The platform shows the location and number of licensed beds, staffed beds, ICU beds, and total bed utilization in the US.
Real-time data has been a primary focus throughout the COVID-19 pandemic, as evidenced by the most-read story on HealthITAnalytics in 2020.
Months before the US had implemented quarantine and social distancing measures, the Center for Systems Science and Engineering (CSSE) at Johns Hopkins University released a web-based dashboard tracking real-time data on confirmed COVID-19 cases, deaths, and recoveries for all affected countries.
First publicly shared on January 22, 2020, the dashboard signified the pivotal role data and technology would play in the coming months, as leaders across the industry hurried to get ahead of the virus.

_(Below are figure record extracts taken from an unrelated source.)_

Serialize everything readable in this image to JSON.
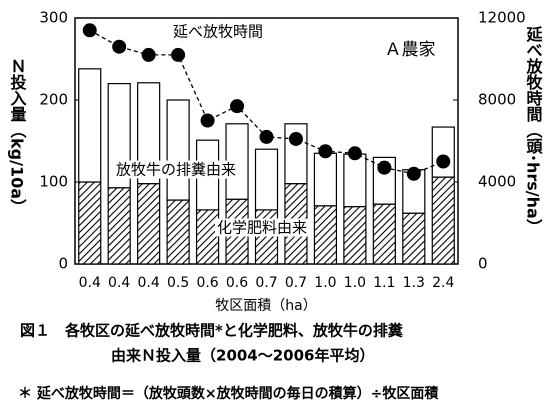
{
  "chart_data": {
    "type": "bar",
    "annotations": [
      "Ａ農家"
    ],
    "x_label": "牧区面積（ha）",
    "y_label": "Ｎ投入量（kg/10a）",
    "y2_label": "延べ放牧時間（頭･hrs/ha）",
    "categories": [
      "0.4",
      "0.4",
      "0.4",
      "0.5",
      "0.6",
      "0.6",
      "0.7",
      "0.7",
      "1.0",
      "1.0",
      "1.1",
      "1.3",
      "2.4"
    ],
    "ylim": [
      0,
      300
    ],
    "yticks": [
      0,
      100,
      200,
      300
    ],
    "y2lim": [
      0,
      12000
    ],
    "y2ticks": [
      0,
      4000,
      8000,
      12000
    ],
    "stacked": true,
    "series": [
      {
        "name": "化学肥料由来",
        "color": "#000000",
        "hatch": true,
        "values": [
          100,
          93,
          98,
          78,
          66,
          79,
          66,
          98,
          71,
          70,
          73,
          62,
          106
        ]
      },
      {
        "name": "放牧牛の排糞由来",
        "color": "#ffffff",
        "hatch": false,
        "values": [
          138,
          127,
          123,
          122,
          85,
          92,
          74,
          73,
          64,
          64,
          57,
          53,
          61
        ]
      },
      {
        "name": "延べ放牧時間",
        "color": "#000000",
        "type": "line",
        "axis": "y2",
        "values": [
          11400,
          10600,
          10200,
          10200,
          7000,
          7700,
          6200,
          6100,
          5500,
          5400,
          4700,
          4400,
          5000
        ]
      }
    ],
    "caption": [
      "図１　各牧区の延べ放牧時間*と化学肥料、放牧牛の排糞",
      "由来Ｎ投入量（2004～2006年平均）",
      "＊ 延べ放牧時間＝（放牧頭数×放牧時間の毎日の積算）÷牧区面積"
    ]
  }
}
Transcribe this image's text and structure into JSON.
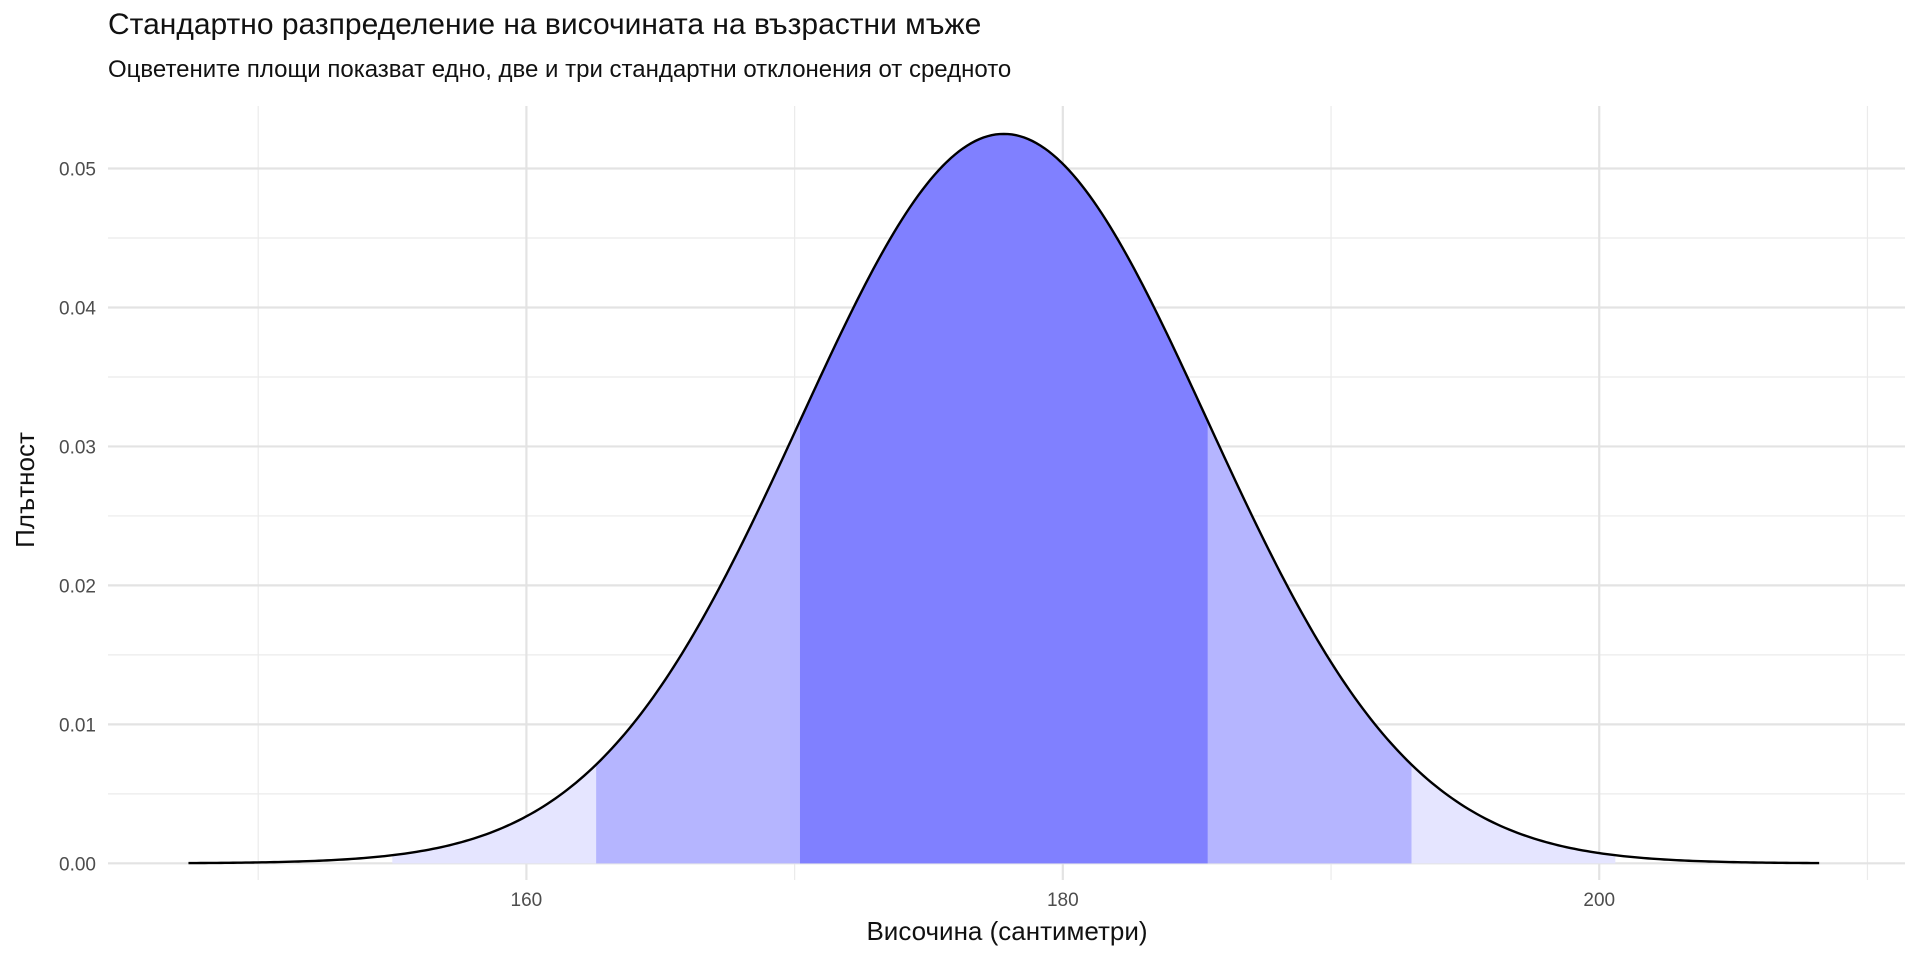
{
  "chart_data": {
    "type": "area",
    "title": "Стандартно разпределение на височината на възрастни мъже",
    "subtitle": "Оцветените площи показват едно, две и три стандартни отклонения от средното",
    "xlabel": "Височина (сантиметри)",
    "ylabel": "Плътност",
    "xlim": [
      144.4,
      211.4
    ],
    "ylim": [
      -0.0012,
      0.0545
    ],
    "x_ticks": [
      160,
      180,
      200
    ],
    "x_tick_labels": [
      "160",
      "180",
      "200"
    ],
    "y_ticks": [
      0,
      0.01,
      0.02,
      0.03,
      0.04,
      0.05
    ],
    "y_tick_labels": [
      "0.00",
      "0.01",
      "0.02",
      "0.03",
      "0.04",
      "0.05"
    ],
    "x_minor_ticks": [
      150,
      170,
      190,
      210
    ],
    "y_minor_ticks": [
      0.005,
      0.015,
      0.025,
      0.035,
      0.045
    ],
    "grid": true,
    "distribution": {
      "mean": 177.8,
      "sd": 7.6
    },
    "curve_range": [
      147.4,
      208.2
    ],
    "bands": [
      {
        "k": 3,
        "range": [
          155.0,
          200.6
        ],
        "color": "#e5e5ff"
      },
      {
        "k": 2,
        "range": [
          162.6,
          193.0
        ],
        "color": "#b5b5ff"
      },
      {
        "k": 1,
        "range": [
          170.2,
          185.4
        ],
        "color": "#8080ff"
      }
    ],
    "line_color": "#000000"
  }
}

While 2020 may be not be a year that many remember fondly, it certainly could ignite some much-needed change in healthcare. From increased data sharing and access, to enhanced data analytics and AI tools, the pandemic has prompted researchers and developers to design innovative ways to mitigate the impact of COVID-19.
The COVID-19 pandemic will subside, but the strategies and advancements developed during this period may endure long after the crisis ends. Big data analytics tools have featured largely in the industry’s response to coronavirus infections, and these technologies will likely continue to be an integral part of healthcare going forward.